Trained Professionals are Available for Assistance
Knowledgeable and friendly librarians are available to assist with locating information in person, e-mail or telephone. Request assistance at the beginning of your research and spare yourself valuable time spent on the Internet.
E-Books are Available
E-books are full-text and searchable. Text can be searched automatically, and cross-referenced using hyperlinks. Dictionaries, reference works, and some textbooks, benefit from search and cross-reference capabilities. Content is available 24/7. Please visit HillSearch, the library's online catalog.
The Internet Has Fewer Archival Materials
The Internet is actually not that old. The library has older materials than the Internet, including Archived materials. You would be pressed to find information that is older than 10-15 years old. The Internet provides more timely information because it is changing constantly. If students are interested in archived materials, which can be great primary sources, please see Archives at Stonehill.

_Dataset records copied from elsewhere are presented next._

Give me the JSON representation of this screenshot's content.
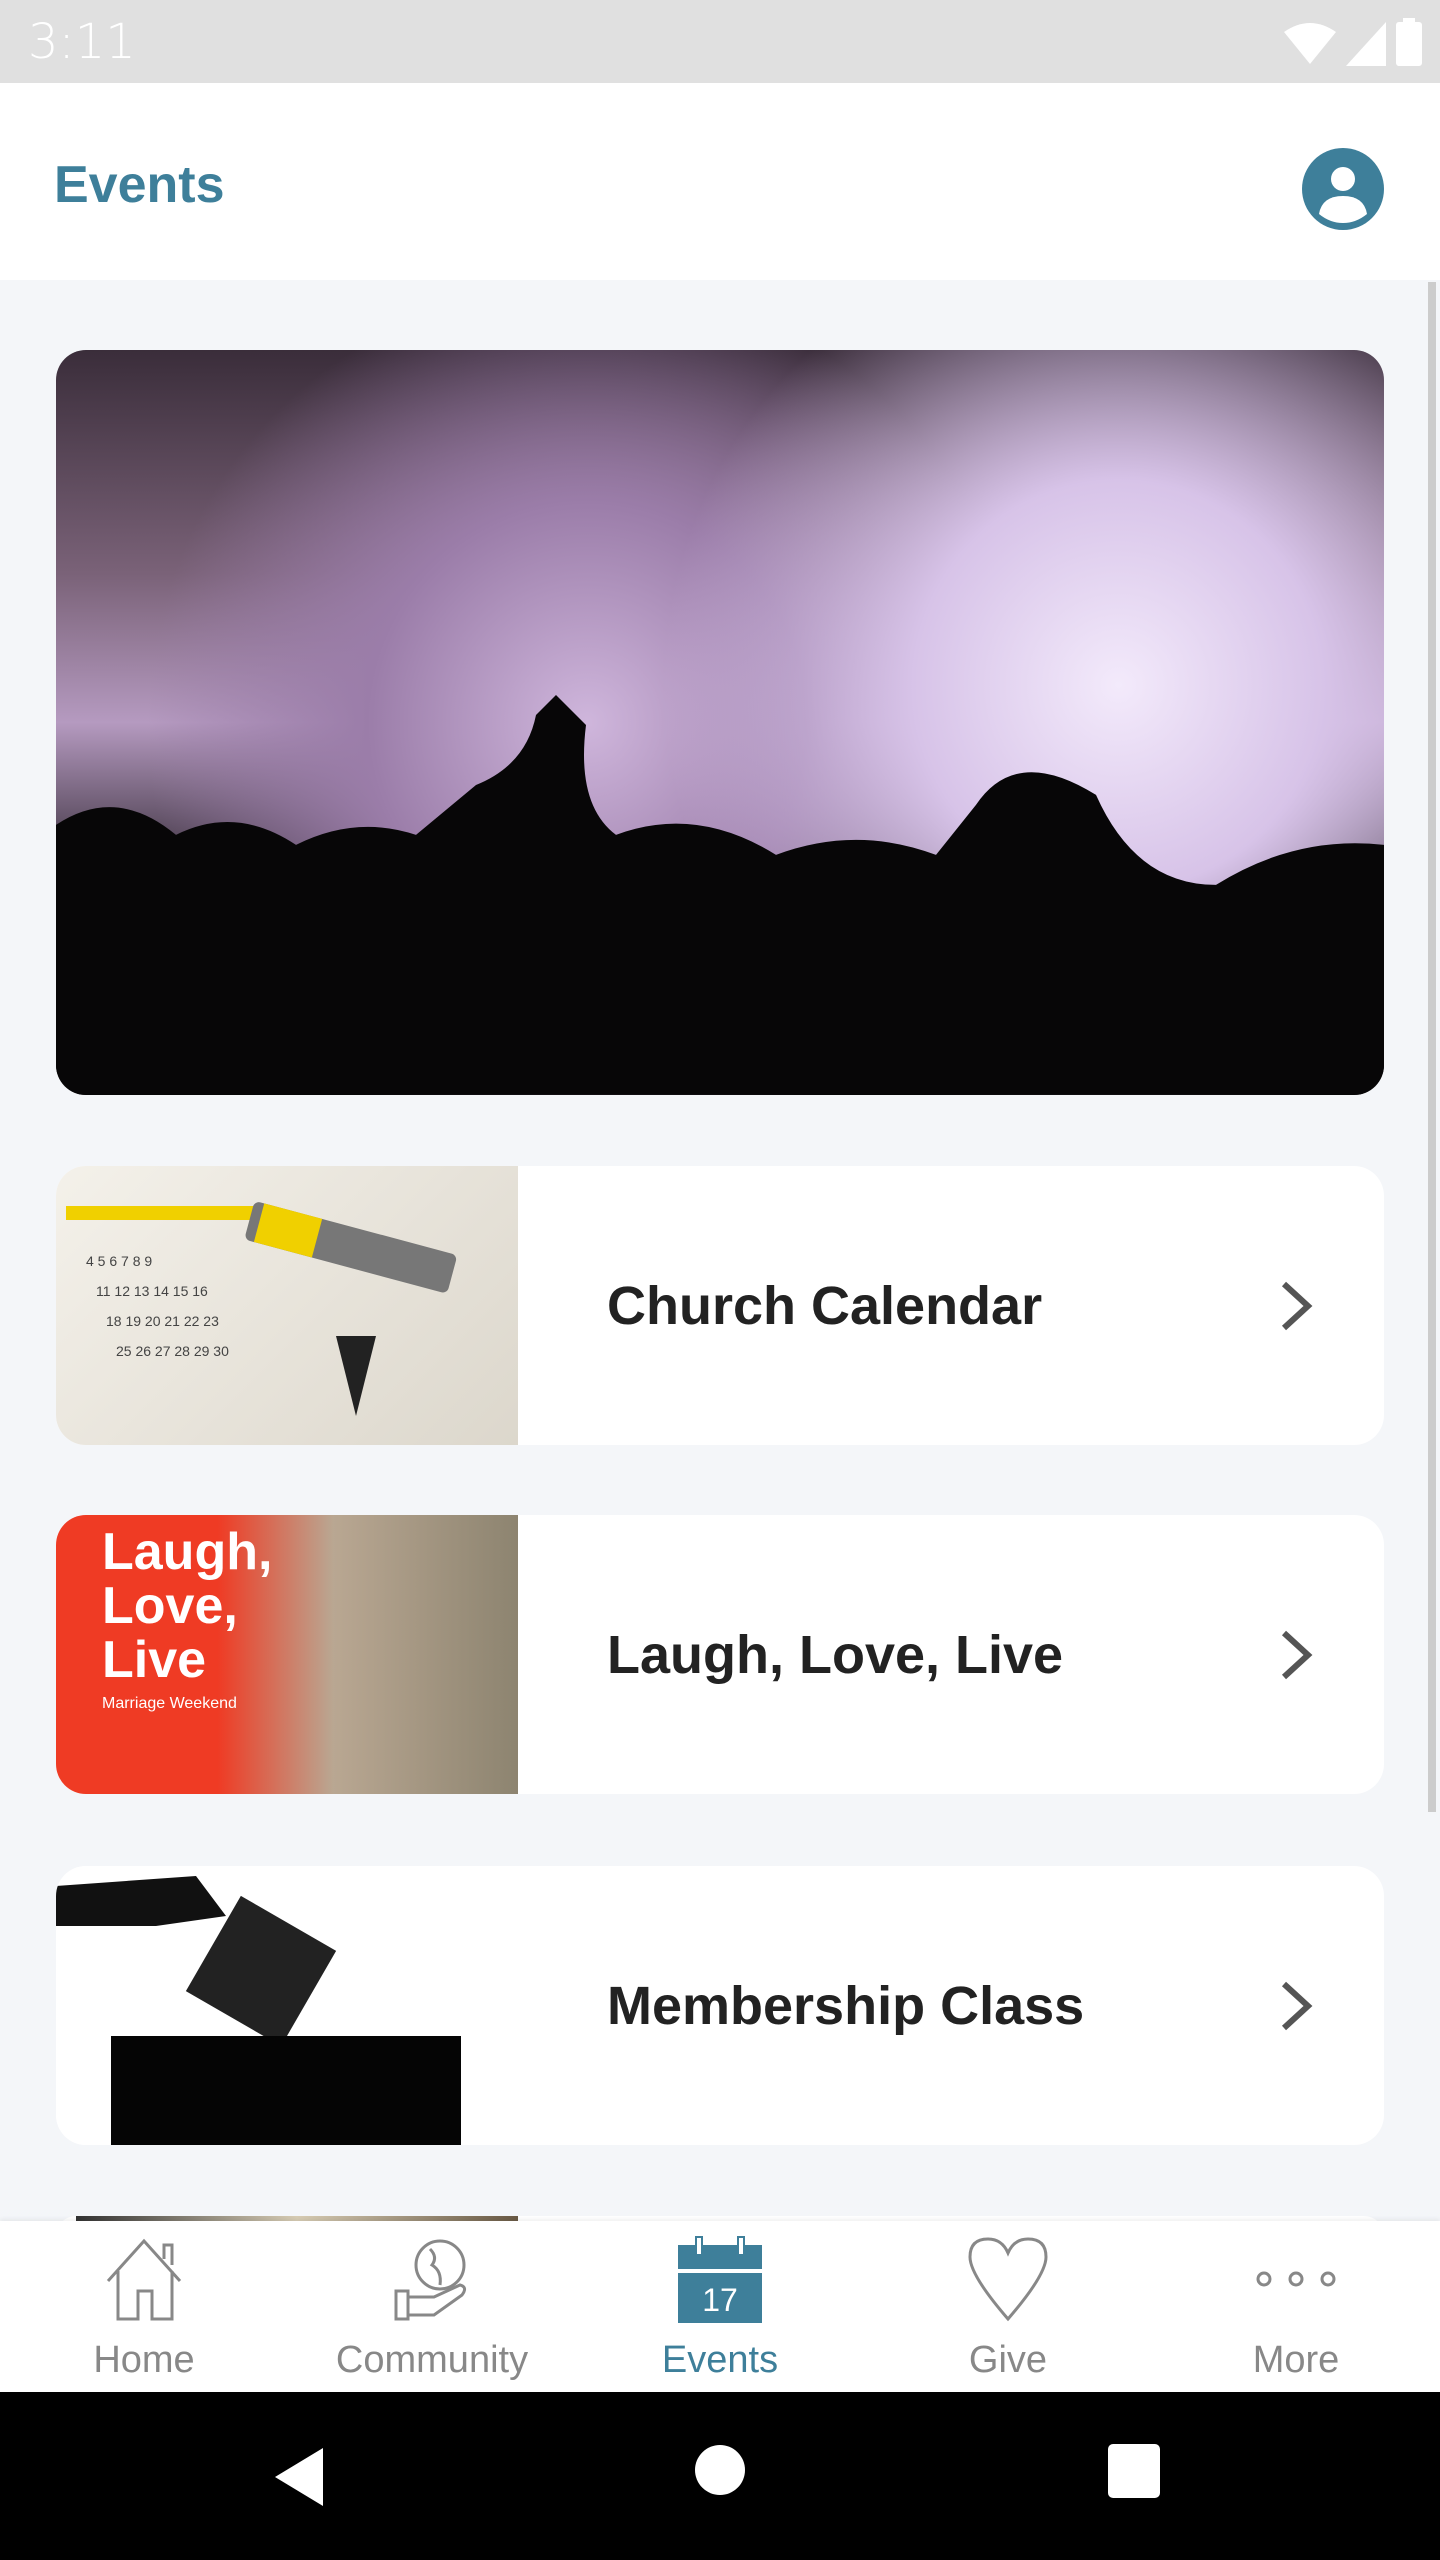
{
  "status_bar": {
    "time": "3:11",
    "icons": [
      "wifi-icon",
      "signal-icon",
      "battery-icon"
    ]
  },
  "header": {
    "title": "Events",
    "profile_icon": "account-circle-icon"
  },
  "colors": {
    "accent": "#3e7f9a",
    "background": "#f4f6f9",
    "text": "#222222",
    "inactive": "#888888"
  },
  "events": [
    {
      "label": "Church Calendar"
    },
    {
      "label": "Laugh, Love, Live",
      "thumb_text": "Laugh, Love, Live",
      "thumb_subtext": "Marriage Weekend"
    },
    {
      "label": "Membership Class"
    }
  ],
  "bottom_nav": [
    {
      "label": "Home",
      "icon": "home-icon"
    },
    {
      "label": "Community",
      "icon": "globe-hand-icon"
    },
    {
      "label": "Events",
      "icon": "calendar-icon",
      "badge": "17",
      "active": true
    },
    {
      "label": "Give",
      "icon": "heart-icon"
    },
    {
      "label": "More",
      "icon": "more-dots-icon"
    }
  ]
}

Libraries vs. the Internet
The Web is not a universal library. The library is a wealth of knowledge and information. Stonehill provides access to that knowledge and information.
Adapted from the article: Herring, Mark. (2001, April). 10 Reasons Why the Internet Is No Substitute for a Library. American Libraries. p. 76-78. Tennessee State University Library Information Literacy Information.
What kind of information are you looking for?
What is more appropriate for your assignment?
Once you have determined the types of sources you need, this can help you target your web searches to find materials.